Le Nom perdu de l’Homme

LA QUESTION DES QUESTIONS

est d'ordre technique

QUAND LES "CONTES" REGLENT LEURS COMPTES

AVEC LES APORIES DE NOTRE TEMPS

Sous les auspices charmeurs et les précautions rhétoriques de cet ouvrage publié aux Editions Les impliqués, se cache en réalité un manuel de combat. Et la croisade dans laquelle nous enjoint Pierre Personne, l'auteur de ce recueil de contes poétiques, n'est pas des moindres.

Il s'agit tout d'abord de désigner l'ennemi : le dragon technomorphique. Puis de livrer combat contre cet ennemi, aussi subliminal soit-il. Pour ce faire, les contes incisifs que composent cet ouvrage sont écrits dans une langue claire et vengeresse. Des charmes et des armes brillent à chaque page.

Certes, Pierre Personne n'est pas le premier de nos écrivains technocritiques. Comme prédécesseur, nous comptons notamment Martin Heidegger, le philosophe allemand qui, une vie durant, s'interroge sur le sens des choses pour en venir à la "question des questions", celle de technique. Plus la technique progresse et plus l'humanité recule ; telle est, selon Heidegger, l'axiologie du mal inscrit dans le critérium même de la technique. Quel meilleur renouvellement de la "Frage" heidegerienne qu'un bouquet de contes poétiques ? Peu usité de nos jours, le conte merveilleux est en effet un genre narratif qui contient les épiphanies qui parlent à notre âme individuelle et collective. Il garde dans sa trame analogique l'essence des choses telles qu'elles sont et non pas telle que nous voudrions qu'elles soient. La figure mythique de Midas ou celle de Prométhée condamné à être accroché à un rocher, nous rappellent que c'est la technique qui impose son critérium de fonctionnement à l'Homme et non le contraire. Afin de mieux lui dévorer son âme et son nom.

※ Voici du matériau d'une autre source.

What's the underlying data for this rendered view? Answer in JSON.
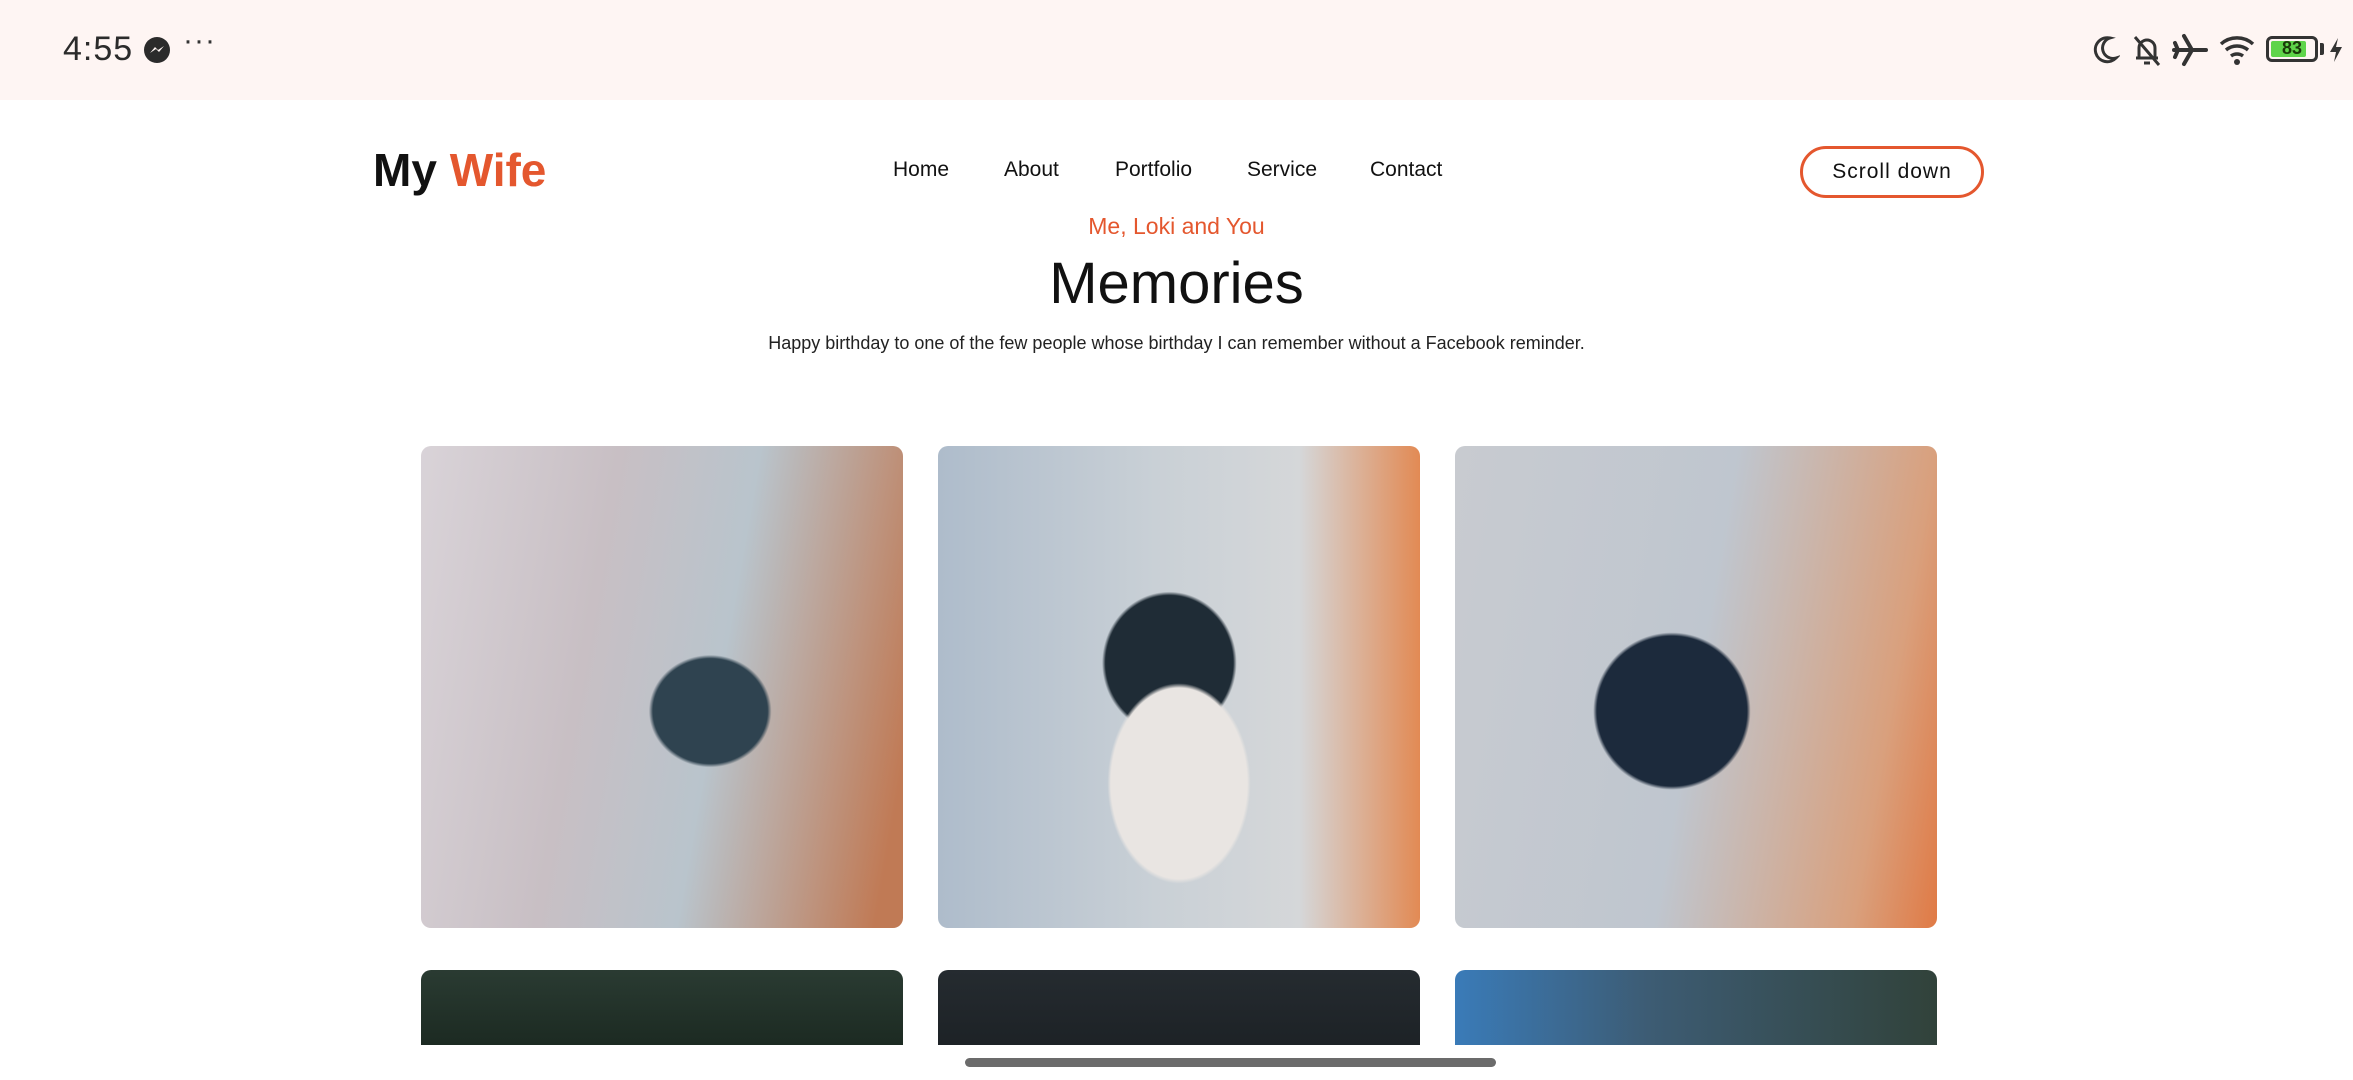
{
  "status_bar": {
    "time": "4:55",
    "more": "···",
    "battery_level": "83",
    "battery_fraction": 0.83,
    "icons": [
      "messenger-icon",
      "moon-icon",
      "bell-off-icon",
      "airplane-icon",
      "wifi-icon",
      "battery-icon",
      "charging-icon"
    ]
  },
  "header": {
    "logo_main": "My",
    "logo_accent": "Wife",
    "nav": [
      "Home",
      "About",
      "Portfolio",
      "Service",
      "Contact"
    ],
    "cta_label": "Scroll down"
  },
  "hero": {
    "subtitle": "Me, Loki and You",
    "title": "Memories",
    "description": "Happy birthday to one of the few people whose birthday I can remember without a Facebook reminder."
  },
  "colors": {
    "accent": "#e4572e",
    "status_bar_bg": "#fef5f3",
    "text": "#111111"
  }
}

Face au dragon technomorphe, l'auteur du Nom perdu de l'Homme tire ses flèches les plus mortelles, celle qu'il a taillées dans le bois de la technocritique. Il fustige notamment "le mirage de la "High Tech", condamne le "parasitisme techno-administratif" et annonce même l'avènement d'une espèce nouvelle, l'"Homo numericus". Conscient qu'il n'y a plus un seul aspect de l'activité humaine qui ne soit impacté, de près ou de loin par la technique ou ses avatars, par la planification administrative, par le pouvoir transparent du nombre, l'auteur renouvelle d'une manière dont il a le secret, la question des questions.

Loin de s'enfermer dans le ressentiment - attitude qui scellerait alors la défaite de l'auteur et la victoire de la technique - Pierre Personne fait briller sa prose de belles trouvailles rhétoriques. Entre les pages de ses contes, l'humour y respire parfois, la poésie s'y invite souvent. On notera aussi de belles trouvailles telles que les termes "e-monde" ou le néologisme "s'ordiphoniser".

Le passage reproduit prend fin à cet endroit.